21 The descendants of Hananiah: Pelatiah, Jeshaiah, and the sons of Rephaiah, of Arnan, of Obadiah, and of Shecaniah.
De kinderen van Hananja nu waren Pelatja en Jesaja. De kinderen van Refaja, de kinderen van Arnan, de kinderen van Obadja, de kinderen van Sechanja.
22 The six descendants of Shecaniah were Shemaiah and his sons: Hattush, Igal, Bariah, Neariah, and Shaphat.

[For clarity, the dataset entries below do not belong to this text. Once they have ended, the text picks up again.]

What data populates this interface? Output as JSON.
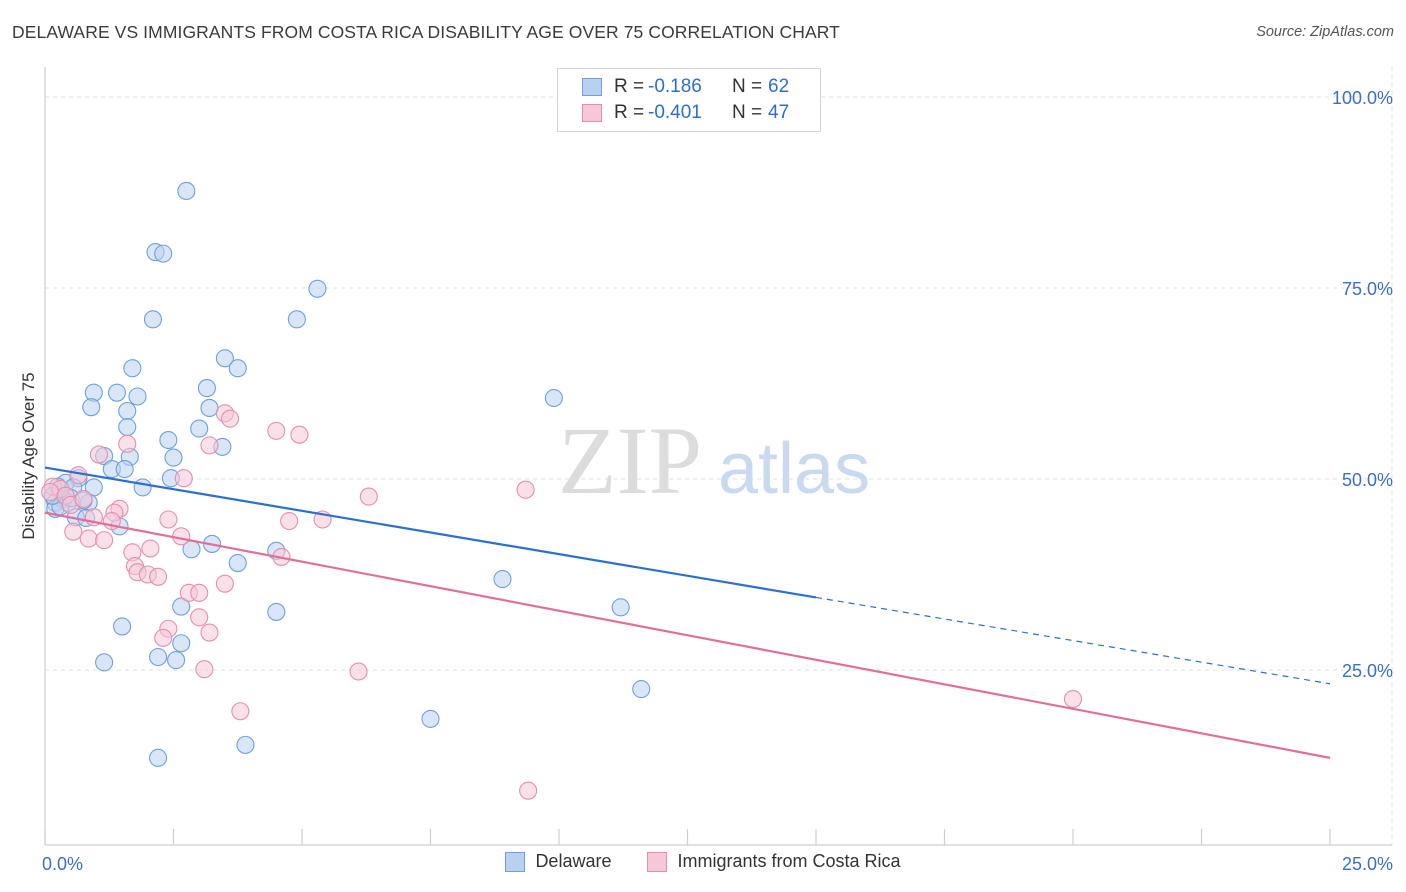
{
  "title": "DELAWARE VS IMMIGRANTS FROM COSTA RICA DISABILITY AGE OVER 75 CORRELATION CHART",
  "source": "Source: ZipAtlas.com",
  "watermark": {
    "zip": "ZIP",
    "atlas": "atlas"
  },
  "legend": {
    "rows": [
      {
        "r_label": "R =",
        "r_value": "-0.186",
        "n_label": "N =",
        "n_value": "62",
        "color": "#6fa0dc",
        "fill": "#b9d1f1"
      },
      {
        "r_label": "R =",
        "r_value": "-0.401",
        "n_label": "N =",
        "n_value": "47",
        "color": "#e58fae",
        "fill": "#f6c7d7"
      }
    ]
  },
  "bottom_legend": {
    "series1": "Delaware",
    "series2": "Immigrants from Costa Rica"
  },
  "chart_data": {
    "type": "scatter",
    "title": "DELAWARE VS IMMIGRANTS FROM COSTA RICA DISABILITY AGE OVER 75 CORRELATION CHART",
    "xlabel": "",
    "ylabel": "Disability Age Over 75",
    "xlim": [
      0,
      25
    ],
    "ylim": [
      0,
      100
    ],
    "x_tick_labels": [
      "0.0%",
      "25.0%"
    ],
    "y_tick_labels": [
      "100.0%",
      "75.0%",
      "50.0%",
      "25.0%"
    ],
    "y_ticks": [
      100,
      75,
      50,
      25
    ],
    "grid": true,
    "series": [
      {
        "name": "Delaware",
        "color": "#6fa0dc",
        "fill": "#b9d1f1",
        "line_color": "#2d6fcf",
        "trend": {
          "x": [
            0,
            15
          ],
          "y": [
            51.5,
            34.5
          ],
          "dashed_to": [
            25,
            23.2
          ]
        },
        "points": [
          [
            2.75,
            87.7
          ],
          [
            2.15,
            79.7
          ],
          [
            2.3,
            79.5
          ],
          [
            5.3,
            74.9
          ],
          [
            2.1,
            70.9
          ],
          [
            4.9,
            70.9
          ],
          [
            3.5,
            65.8
          ],
          [
            1.7,
            64.5
          ],
          [
            3.75,
            64.5
          ],
          [
            3.15,
            61.9
          ],
          [
            0.95,
            61.3
          ],
          [
            1.4,
            61.3
          ],
          [
            1.8,
            60.8
          ],
          [
            9.9,
            60.6
          ],
          [
            0.9,
            59.4
          ],
          [
            3.2,
            59.3
          ],
          [
            1.6,
            58.9
          ],
          [
            1.6,
            56.8
          ],
          [
            3.0,
            56.6
          ],
          [
            2.4,
            55.1
          ],
          [
            3.45,
            54.2
          ],
          [
            1.15,
            53.0
          ],
          [
            1.65,
            52.9
          ],
          [
            2.5,
            52.8
          ],
          [
            1.3,
            51.3
          ],
          [
            1.55,
            51.3
          ],
          [
            2.45,
            50.1
          ],
          [
            0.65,
            50.1
          ],
          [
            0.4,
            49.5
          ],
          [
            0.25,
            49.0
          ],
          [
            0.95,
            48.9
          ],
          [
            1.9,
            48.9
          ],
          [
            0.55,
            48.9
          ],
          [
            0.35,
            47.3
          ],
          [
            0.2,
            46.9
          ],
          [
            0.45,
            46.9
          ],
          [
            0.85,
            46.9
          ],
          [
            0.2,
            46.1
          ],
          [
            0.3,
            46.4
          ],
          [
            0.6,
            45.0
          ],
          [
            0.8,
            44.9
          ],
          [
            1.45,
            43.8
          ],
          [
            3.25,
            41.5
          ],
          [
            2.85,
            40.8
          ],
          [
            4.5,
            40.6
          ],
          [
            3.75,
            39.0
          ],
          [
            8.9,
            36.9
          ],
          [
            11.2,
            33.2
          ],
          [
            4.5,
            32.6
          ],
          [
            2.65,
            33.3
          ],
          [
            1.5,
            30.7
          ],
          [
            2.65,
            28.5
          ],
          [
            2.2,
            26.7
          ],
          [
            2.55,
            26.3
          ],
          [
            1.15,
            26.0
          ],
          [
            11.6,
            22.5
          ],
          [
            7.5,
            18.6
          ],
          [
            3.9,
            15.2
          ],
          [
            2.2,
            13.5
          ],
          [
            0.5,
            47.5
          ],
          [
            0.75,
            47.2
          ],
          [
            0.15,
            47.8
          ]
        ]
      },
      {
        "name": "Immigrants from Costa Rica",
        "color": "#e58fae",
        "fill": "#f6c7d7",
        "line_color": "#e0709a",
        "trend": {
          "x": [
            0,
            25
          ],
          "y": [
            45.6,
            13.5
          ]
        },
        "points": [
          [
            3.5,
            58.6
          ],
          [
            3.6,
            57.9
          ],
          [
            4.5,
            56.3
          ],
          [
            4.95,
            55.8
          ],
          [
            1.6,
            54.6
          ],
          [
            3.2,
            54.4
          ],
          [
            1.05,
            53.2
          ],
          [
            0.65,
            50.5
          ],
          [
            2.7,
            50.1
          ],
          [
            0.15,
            49.0
          ],
          [
            0.3,
            48.7
          ],
          [
            9.35,
            48.6
          ],
          [
            6.3,
            47.7
          ],
          [
            0.1,
            48.3
          ],
          [
            0.4,
            47.8
          ],
          [
            0.5,
            46.6
          ],
          [
            0.75,
            47.4
          ],
          [
            1.45,
            46.1
          ],
          [
            1.35,
            45.6
          ],
          [
            0.95,
            45.0
          ],
          [
            2.4,
            44.7
          ],
          [
            5.4,
            44.7
          ],
          [
            4.75,
            44.5
          ],
          [
            1.3,
            44.5
          ],
          [
            0.55,
            43.1
          ],
          [
            0.85,
            42.2
          ],
          [
            1.15,
            42.0
          ],
          [
            2.65,
            42.5
          ],
          [
            2.05,
            40.9
          ],
          [
            1.7,
            40.4
          ],
          [
            4.6,
            39.8
          ],
          [
            1.75,
            38.6
          ],
          [
            1.8,
            37.8
          ],
          [
            2.0,
            37.5
          ],
          [
            2.2,
            37.2
          ],
          [
            3.5,
            36.3
          ],
          [
            2.8,
            35.1
          ],
          [
            3.0,
            35.1
          ],
          [
            3.0,
            31.9
          ],
          [
            2.4,
            30.4
          ],
          [
            3.2,
            29.9
          ],
          [
            2.3,
            29.2
          ],
          [
            3.1,
            25.1
          ],
          [
            6.1,
            24.8
          ],
          [
            3.8,
            19.6
          ],
          [
            20.0,
            21.2
          ],
          [
            9.4,
            9.2
          ]
        ]
      }
    ]
  }
}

De kinderen nu van Sechanja waren Semaja; en de kinderen van Semaja waren Hattus, en Jigeal, en Bariah, en Nearja, en Safat; zes.
23 The sons of Neariah: Elioenai, Hizkiah, and Azrikam—three in all.
En de kinderen van Nearja waren Eljoenai, en Hizkia, en Azrikam; drie.
24 The sons of Elioenai: Hodaviah, Eliashib, Pelaiah, Akkub, Johanan, Delaiah, and Anani—seven in all.
En de kinderen van Eljoenai waren Hodajeva, en Eljasib, en Pelaja, en Akkub, en Johanan, en Delaja, en Anani; zeven.